Mindestens alle 14 Tage 1drittel vom Wasser wechseln
Ist Tori Dein Vorname


----------



## Tori (14. Nov. 2009)

*AW: Fische jagen sich*

Nicht direkt.  Tori ist mein Spitzname, abgeleitet von __ Victoria.
Naja, sind 5 Fische drin.. und ist ja auch nur übergangsweise, bis unser Teich fertig ist. 
Hab einen Außenfilter der 950l die Stunde durchpumpt. Die Wasserwerte sind supi. 
Und die Wasserwechsel lassen sich mit Sicherheit auch einrichten.
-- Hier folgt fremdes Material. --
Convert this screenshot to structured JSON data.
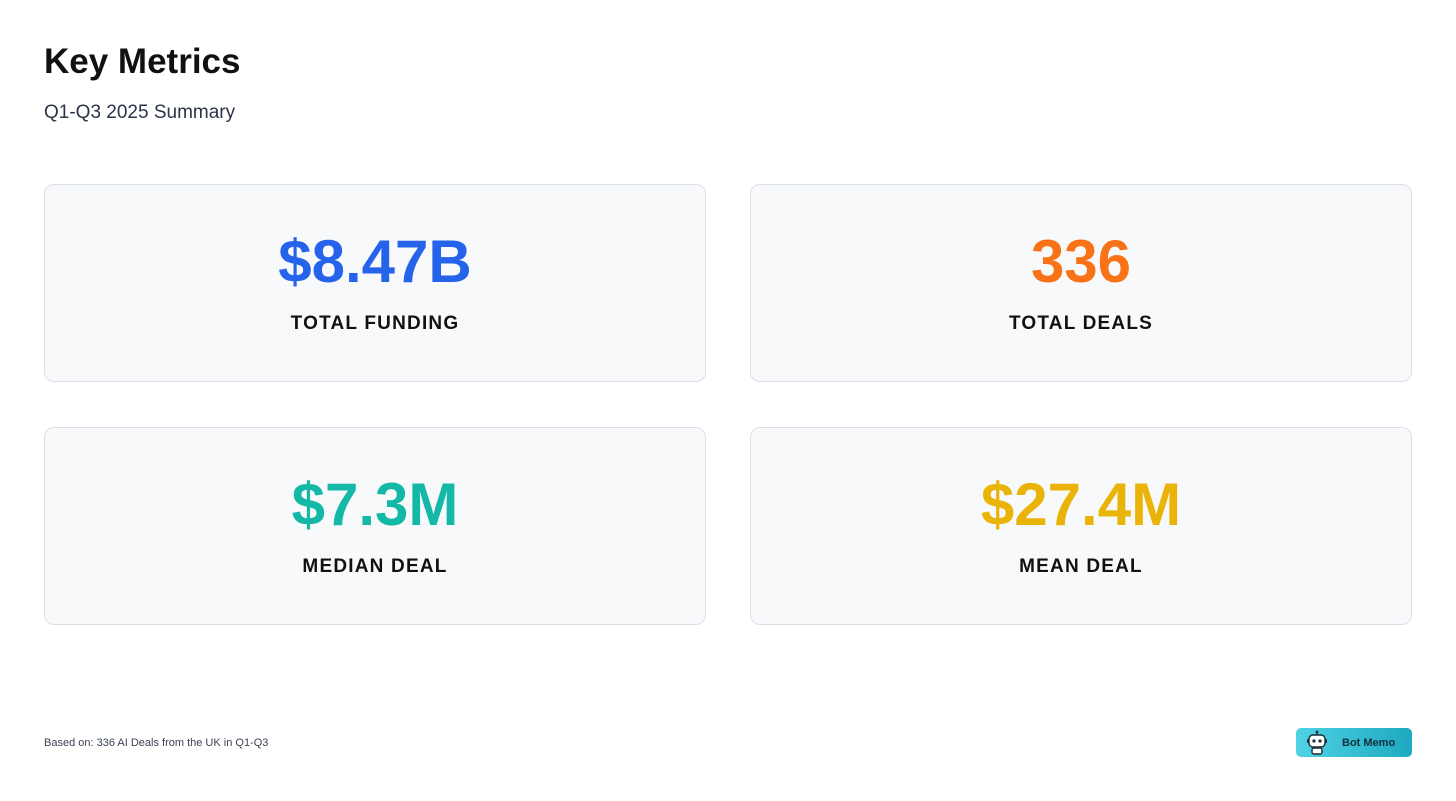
{
  "header": {
    "title": "Key Metrics",
    "subtitle": "Q1-Q3 2025 Summary"
  },
  "metrics": [
    {
      "value": "$8.47B",
      "label": "TOTAL FUNDING",
      "color": "#2563eb"
    },
    {
      "value": "336",
      "label": "TOTAL DEALS",
      "color": "#f97316"
    },
    {
      "value": "$7.3M",
      "label": "MEDIAN DEAL",
      "color": "#14b8a6"
    },
    {
      "value": "$27.4M",
      "label": "MEAN DEAL",
      "color": "#eab308"
    }
  ],
  "footer": {
    "note": "Based on: 336 AI Deals from the UK in Q1-Q3",
    "brand_label": "Bot Memo",
    "brand_icon": "robot-icon"
  }
}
Aber ist das nicht noch mehr Stress für die Tiere? (bin Aquarienanfänger.. deswegen bei sowas immer sehr verunsichert)


----------



## Christian und Frauke (14. Nov. 2009)

*AW: Fische jagen sich*

Hallo __ Victoria,
etwas Stress ist das sicherlich aber Wasserwechsel ist einfach Pflicht
Bei guter Filterung kannst Du auf 1/4 alle 3 Wochen reduzieren,aber das sollte schon sein um Deine Fischis gesund zu halten


----------



## Tori (15. Nov. 2009)

*AW: Fische jagen sich*

Dankeschön! 
Hikft mir echt viel weiter..
Für mich ist ja das Wichtigste, dass die Fischis gesund sind. 
Hatte bis letzte Woche einen sehr hohen Nitrit-Wert, hab dann so spezielle Filterbakterien (FB7-Kulturen) reingesetzt und innerhalb von 3 Tagen war der Nitrit-Wert bei 0.  War da echt überrascht, dass das so schnell ging.


----------